Подобная тревога для Киёаки была внове. Именно она заставила его сжать руку Сатоко. Та в ответ обхватила его руки пальцами, но Киёаки стиснул ладонь Сатоко так сильно, словно хотел сломать. Сатоко никак не показала, что ей больно. Но это не остановило грубую силу. Когда в свете, падающем из далеких окон второго этажа, стали видны выступившие у Сатоко слезы, сердце Киёаки наполнило мрачное удовлетворение.
Он знал, что издавна усвоенная утонченность прячет жестокую реальность. Несомненно, лучшим решением проблемы была бы их одновременная смерть, но для этого нужны были еще бóльшие страдания, а Киёаки в каждое мгновение этих тайных свиданий был, будто звуками далекого золотого колокольчика, заворожен тем запретом, который с каждым нарушением становился намного страшнее. Ему мнилось, что чем больше он грешит, тем дальше уходит от греха… Все кончится грандиозным обманом. Одна мысль об этом заставила его содрогнуться.
– Даже когда мы вот так вместе, ты не кажешься счастливым. Я же сейчас каждое мгновение чувствую себя бесконечно счастливой… Может быть, ты пресытился? – упрекнула его Сатоко.
– Я слишком люблю, вот и проскочил мимо счастья, – серьезно произнес Киёаки. И, произнося эту своего рода отговорку, Киёаки знал: не страшно, что его слова звучат по-детски.
Дорога привела их к магазинчикам на Роппонги. Под крышей лавки хлопало выцветшее полотнище с надписью «лед», столь неуместной в море жужжания и стрекота, наполнявших воздух.
Дальше на темной дороге расстилались широкие полосы света. Полковой музыкант Танабэ работал ночью: видно, было какое-то срочное дело.

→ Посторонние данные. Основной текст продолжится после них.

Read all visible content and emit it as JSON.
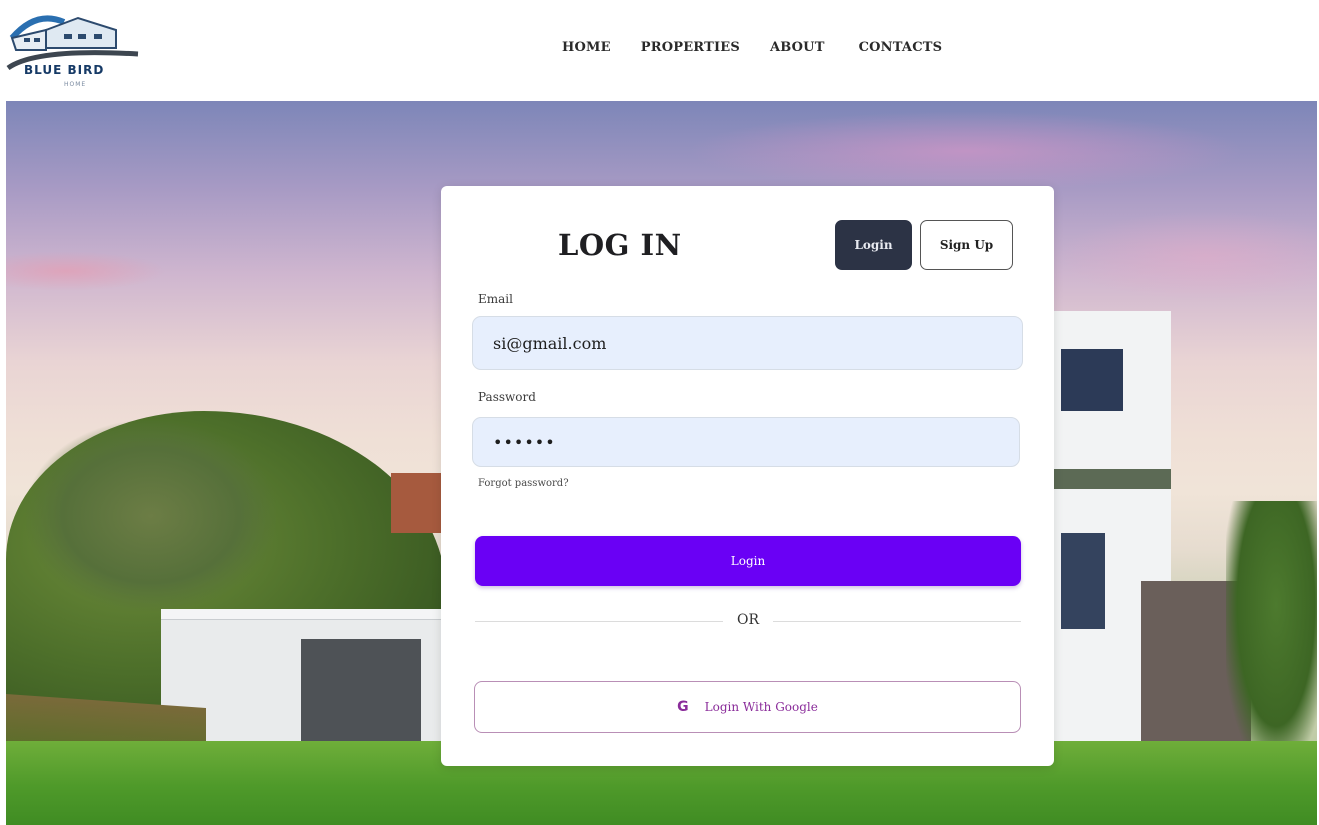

Киёаки и Сатоко обошли стороной эту полосу света, но глаза ухватили яркий блеск меди за оконным стеклом. Новые трубы висели в ряд и под неожиданно сильным светом лампы сверкали как на плацу в разгар лета. Похоже, инструменты опробовались: звук трубы после печального рыка сразу же рассыпался.
– Поворачивайте назад. Там дальше слишком много глаз. – Это прошептала Тадэсина, неожиданно возникшая за спиной Киёаки.
37
В семье принца Тоина никак не вмешивались в жизнь Сатоко: Харунорио был занят на военной службе, окружающие не пытались предоставить ему случай увидеться с Сатоко, незаметно было, чтобы и сам он упорно стремился к встрече, но это вовсе не означало, что семья принца холодна к ней: все было в традициях обручения.
Окружающие полагали, что если вопрос о браке уже решен, то часто встречаться будущим супругам скорее вредно, чем полезно.
С другой стороны, семья девушки, которой предстояло стать леди, в том случае, когда она чего-то недополучила дома, должна была теперь восполнить это, но традиционное воспитание в доме графа Аякуры предполагало такую подготовку, при которой не возникало никаких проблем при переходе дочери в положение жены принца. Ее вкус был так развит, что всегда, в любых обстоятельствах можно было поручить Сатоко сложить подобающие ее будущему положению стихи, создать образец каллиграфии, составить достойную принцессы композицию из цветов. Даже если бы ей предстояло стать женой принца в двенадцать лет, не было бы никаких оснований волноваться по этому поводу.
Были только три пробела в воспитании Сатоко, на которые теперь граф и его супруга обратили внимание и которые намеревались в ближайшее время восполнить. Это были увлечения ее высочества, будущей свекрови Сатоко, – музыкальные сказы и маджан, а также пластинки с записями европейской музыки – пристрастие самого принца Харунорио. Маркиз Мацугаэ, услышав об этом от графа, сразу же направил к ним в дом для уроков мастера музыкальных сказов нагаута, приказал отослать туда же граммофон и все, что только были у Мацугаэ, европейские пластинки, и только найти учителя игры в маджан оказалось чрезвычайно сложно. Сам-то маркиз всегда увлекался английским бильярдом и сетовал, что в семье принца питают пристрастие к таким вульгарным играм.